Ceci revient à dire que la mise en œuvre du déconfinement n’est et ne sera possible, en deçà des instructions nationales ou régionales qu’à plusieurs conditions :

– Dans tous les cas, il nous faudra porter les uns envers les autres une vigilante attention, car les liens seront à retisser et à repenser.

– Il faudra impérativement répondre à un besoin de sécurité sanitaire et de réassurance collective autant qu’individuelle.

– Nous devrons dans tous les cas faire appel à l’intelligence collective, car dans un tel contexte d’incertitude, il ne saurait être question de ne pas tirer les enseignements de ce que nous savons déjà.

– Nous devrons revisiter le fonctionnement de nos instances associatives, même si statutairement certaines choses avaient déjà été envisagées.

– Réfléchir, à l’échelon local, à un meilleur niveau de protection voire à une réactivité et une certaine autonomie en termes de productions de matériels…

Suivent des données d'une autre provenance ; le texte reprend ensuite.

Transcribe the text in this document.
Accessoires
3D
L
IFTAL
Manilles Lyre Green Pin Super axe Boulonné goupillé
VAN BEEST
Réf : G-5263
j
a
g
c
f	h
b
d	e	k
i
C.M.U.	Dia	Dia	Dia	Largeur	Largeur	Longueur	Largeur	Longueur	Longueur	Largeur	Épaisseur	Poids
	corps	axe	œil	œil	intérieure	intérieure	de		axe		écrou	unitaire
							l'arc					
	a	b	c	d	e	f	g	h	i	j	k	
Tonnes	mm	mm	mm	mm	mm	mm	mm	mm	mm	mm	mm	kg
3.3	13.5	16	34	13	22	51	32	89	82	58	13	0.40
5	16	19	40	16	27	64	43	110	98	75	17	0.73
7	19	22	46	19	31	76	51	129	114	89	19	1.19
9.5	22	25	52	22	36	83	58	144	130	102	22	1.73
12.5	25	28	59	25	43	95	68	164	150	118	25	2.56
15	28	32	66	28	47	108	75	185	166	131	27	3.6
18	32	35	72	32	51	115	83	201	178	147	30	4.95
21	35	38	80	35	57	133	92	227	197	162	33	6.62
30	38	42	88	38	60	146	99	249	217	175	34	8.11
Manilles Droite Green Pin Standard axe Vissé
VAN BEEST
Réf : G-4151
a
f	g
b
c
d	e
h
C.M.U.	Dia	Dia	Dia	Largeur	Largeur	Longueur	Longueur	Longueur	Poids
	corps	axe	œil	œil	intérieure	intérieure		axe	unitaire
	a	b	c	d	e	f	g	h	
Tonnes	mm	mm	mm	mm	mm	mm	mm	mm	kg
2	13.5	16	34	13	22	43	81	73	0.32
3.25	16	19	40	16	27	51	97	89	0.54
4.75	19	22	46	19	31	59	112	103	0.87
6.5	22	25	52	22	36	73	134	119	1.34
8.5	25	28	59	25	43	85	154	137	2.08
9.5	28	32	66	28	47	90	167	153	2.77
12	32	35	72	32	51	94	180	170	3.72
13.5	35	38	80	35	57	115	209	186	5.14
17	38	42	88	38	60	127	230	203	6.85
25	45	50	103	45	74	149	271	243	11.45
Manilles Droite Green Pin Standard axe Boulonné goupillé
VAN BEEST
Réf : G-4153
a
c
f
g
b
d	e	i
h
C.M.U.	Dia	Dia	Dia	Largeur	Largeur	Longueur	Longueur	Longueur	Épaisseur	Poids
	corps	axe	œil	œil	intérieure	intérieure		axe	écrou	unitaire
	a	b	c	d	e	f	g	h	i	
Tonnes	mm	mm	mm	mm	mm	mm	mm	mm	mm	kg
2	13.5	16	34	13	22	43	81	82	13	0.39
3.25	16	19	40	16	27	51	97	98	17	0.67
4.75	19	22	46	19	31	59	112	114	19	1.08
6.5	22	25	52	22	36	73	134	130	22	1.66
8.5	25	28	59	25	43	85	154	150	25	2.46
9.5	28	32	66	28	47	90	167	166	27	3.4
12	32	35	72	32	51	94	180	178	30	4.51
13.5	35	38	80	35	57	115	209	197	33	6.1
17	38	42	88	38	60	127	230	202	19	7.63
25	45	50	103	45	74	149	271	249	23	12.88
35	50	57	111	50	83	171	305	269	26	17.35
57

Quels que soient les chantiers qui nous attendent, qu’il me soit ici permis, au nom des familles, de notre Conseil d’administration aussi, de nos usagers enfin, de remercier tous ceux qui ont œuvré, depuis plusieurs semaines déjà, avec le seul souci de l’intérêt général et donc de la préservation des personnes les plus fragiles et les plus démunies.

Qu’il me soit également permis de rappeler que, malgré des circonstances parfois bien tristes, rien ne doit porter atteinte à la dignité de la tâche qui est la nôtre, à la mission que nous assurons au quotidien contre vents et virus.

Bon courage à nous tous, sincèrement et solidairement à vos côtés.